Bogle: In the dividend sector, I don't happen to know the P/E, price earnings multiple, how many dollars people are paying for $1 of earnings in that sector specifically. But it's not going to look terribly different from the total stock market.

We have a little bit of, for the want of a better word, financial engineering going on, and that is corporations report and Wall Street relies on in computing price earnings multiples, what we call reported earnings: earnings less all the mistakes the company has made over the years. Earnings less the bad stuff; call it what you will.

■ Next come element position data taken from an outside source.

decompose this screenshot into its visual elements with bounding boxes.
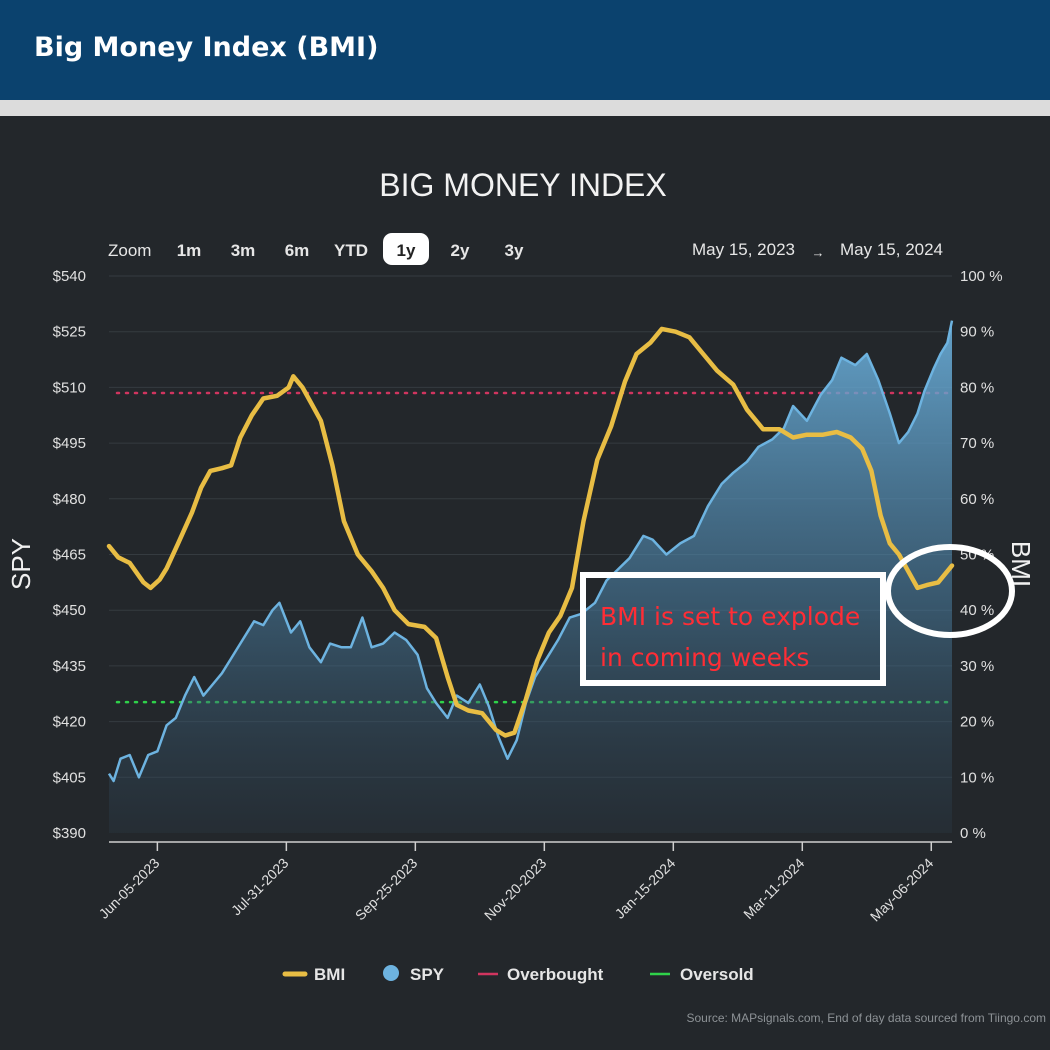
zoom-button-3y[interactable]: 3y bbox=[505, 241, 524, 260]
left-tick-label: $405 bbox=[53, 769, 86, 786]
right-tick-label: 60 % bbox=[960, 491, 994, 508]
right-tick-label: 0 % bbox=[960, 825, 986, 842]
left-tick-label: $510 bbox=[53, 379, 86, 396]
zoom-button-3m[interactable]: 3m bbox=[231, 241, 256, 260]
spy-area-fill bbox=[109, 320, 952, 834]
annotation-line-2: in coming weeks bbox=[600, 643, 809, 672]
right-axis-ticks: 100 %90 %80 %70 %60 %50 %40 %30 %20 %10 … bbox=[960, 268, 1003, 842]
bmi-series bbox=[106, 326, 955, 738]
right-tick-label: 70 % bbox=[960, 435, 994, 452]
annotation-circle bbox=[885, 544, 1015, 638]
right-tick-label: 100 % bbox=[960, 268, 1003, 285]
annotation-box bbox=[580, 572, 886, 686]
zoom-button-1m[interactable]: 1m bbox=[177, 241, 202, 260]
left-tick-label: $525 bbox=[53, 324, 86, 341]
legend-overbought-label[interactable]: Overbought bbox=[507, 965, 604, 984]
left-tick-label: $495 bbox=[53, 435, 86, 452]
zoom-label: Zoom bbox=[108, 241, 151, 260]
header-banner: Big Money Index (BMI) bbox=[0, 0, 1050, 100]
range-arrow: → bbox=[812, 245, 825, 260]
x-tick-label: Nov-20-2023 bbox=[481, 855, 550, 924]
source-note: Source: MAPsignals.com, End of day data … bbox=[686, 1011, 1046, 1025]
chart-panel: BIG MONEY INDEX Zoom 1m 3m 6m YTD 1y 2y … bbox=[0, 116, 1050, 1050]
left-tick-label: $435 bbox=[53, 658, 86, 675]
divider bbox=[0, 100, 1050, 116]
range-to-input[interactable]: May 15, 2024 bbox=[840, 240, 943, 259]
left-tick-label: $420 bbox=[53, 714, 86, 731]
left-axis-ticks: $540 $525 $510 $495 $480 $465 $450 $435 $420 $405… bbox=[53, 268, 86, 842]
spy-line bbox=[107, 320, 954, 783]
x-tick-label: Jul-31-2023 bbox=[228, 855, 292, 919]
left-axis-label: SPY bbox=[6, 538, 36, 590]
x-tick-label: Sep-25-2023 bbox=[352, 855, 421, 924]
bmi-chart: BIG MONEY INDEX Zoom 1m 3m 6m YTD 1y 2y … bbox=[6, 167, 1046, 1025]
legend: BMI SPY Overbought Oversold bbox=[282, 965, 754, 984]
annotation: BMI is set to explode in coming weeks bbox=[580, 544, 1015, 686]
zoom-button-6m[interactable]: 6m bbox=[285, 241, 310, 260]
legend-bmi-label[interactable]: BMI bbox=[314, 965, 345, 984]
right-tick-label: 30 % bbox=[960, 658, 994, 675]
left-tick-label: $480 bbox=[53, 491, 86, 508]
zoom-controls: Zoom 1m 3m 6m YTD 1y 2y 3y May 15, 2023 … bbox=[108, 233, 943, 265]
right-tick-label: 10 % bbox=[960, 769, 994, 786]
x-tick-label: Mar-11-2024 bbox=[740, 855, 807, 922]
legend-spy-swatch bbox=[383, 965, 399, 981]
zoom-button-ytd[interactable]: YTD bbox=[334, 241, 368, 260]
page-title: Big Money Index (BMI) bbox=[34, 32, 379, 63]
x-tick-label: May-06-2024 bbox=[867, 855, 937, 925]
right-tick-label: 90 % bbox=[960, 324, 994, 341]
right-tick-label: 40 % bbox=[960, 602, 994, 619]
legend-oversold-label[interactable]: Oversold bbox=[680, 965, 754, 984]
right-tick-label: 20 % bbox=[960, 714, 994, 731]
left-tick-label: $450 bbox=[53, 602, 86, 619]
bmi-line bbox=[106, 326, 955, 738]
zoom-selected-highlight bbox=[383, 233, 429, 265]
right-tick-label: 80 % bbox=[960, 379, 994, 396]
zoom-button-2y[interactable]: 2y bbox=[451, 241, 470, 260]
legend-spy-label[interactable]: SPY bbox=[410, 965, 445, 984]
spy-series bbox=[107, 320, 954, 834]
chart-title: BIG MONEY INDEX bbox=[379, 167, 666, 203]
annotation-line-1: BMI is set to explode bbox=[600, 602, 860, 631]
left-tick-label: $390 bbox=[53, 825, 86, 842]
left-tick-label: $540 bbox=[53, 268, 86, 285]
x-tick-label: Jan-15-2024 bbox=[612, 855, 679, 922]
x-tick-label: Jun-05-2023 bbox=[96, 855, 163, 922]
range-from-input[interactable]: May 15, 2023 bbox=[692, 240, 795, 259]
x-axis: Jun-05-2023 Jul-31-2023 Sep-25-2023 Nov-20-… bbox=[96, 841, 952, 925]
left-tick-label: $465 bbox=[53, 547, 86, 564]
zoom-button-1y[interactable]: 1y bbox=[397, 241, 416, 260]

So those earnings are really quite overstated, and that makes it look like, in very rough terms, that we're looking at maybe a 17 times earnings multiple for the stock market, and the norm is about 15. So, it's a little overvalued. If you look at operating earnings, the P/E is much more like--because there is a big gap between the two year after year--you're looking at probably 19 or even 20 times earnings. So, that isn't terrible valuation excess. Think about it. In 1999, stocks were selling at 40 times earnings. There is no way it can be justified. None. It was obvious. Why it wasn't obvious to everybody, I don't know. And so, we're not in that kind of a situation. So, if you're wrong, and the multiples are going to come down, time will bear you out because the growth of dividends and earnings will overcome, or at least substantially offset, that return to normal times, reversion to the mean, if you will, of the pricing/earnings multiple.

Benz: So, your overall comment for people attempting to navigate the current environment for income producers is, don't get too fancy with the bond piece. Do own dividend payers, perhaps in lieu of a small part of your bond stake, and keep the costs overall really quite low.

Bogle: And let me make a distinction with those two. You have it exactly right. But I'd say, all these years of experience, six decades of experience, tells me reaching for yield on the safe side of your portfolio is simply not a good idea. It's going too far out the limb.

On the equity side, I don't have that same reservation, and I wouldn't necessarily recommend this strategy, but I would not be troubled by it: If you mixed a total bond market index fund with 30% or 40% or even 50% in high-yielding or a dividend growth kind of a mutual fund or even an ETF if we're going to hold it and not trade it, that's not a ridiculous thing to do. Because it's going to have a high correlation with the market as a whole, probably 90%-94% correlation--very high. So it's not as if you're moving away from X and into Y. You're modifying X into X3 or something like that.

Benz: Jack, it's always terrific to get your excellent advice. We really appreciate you taking the time to be here.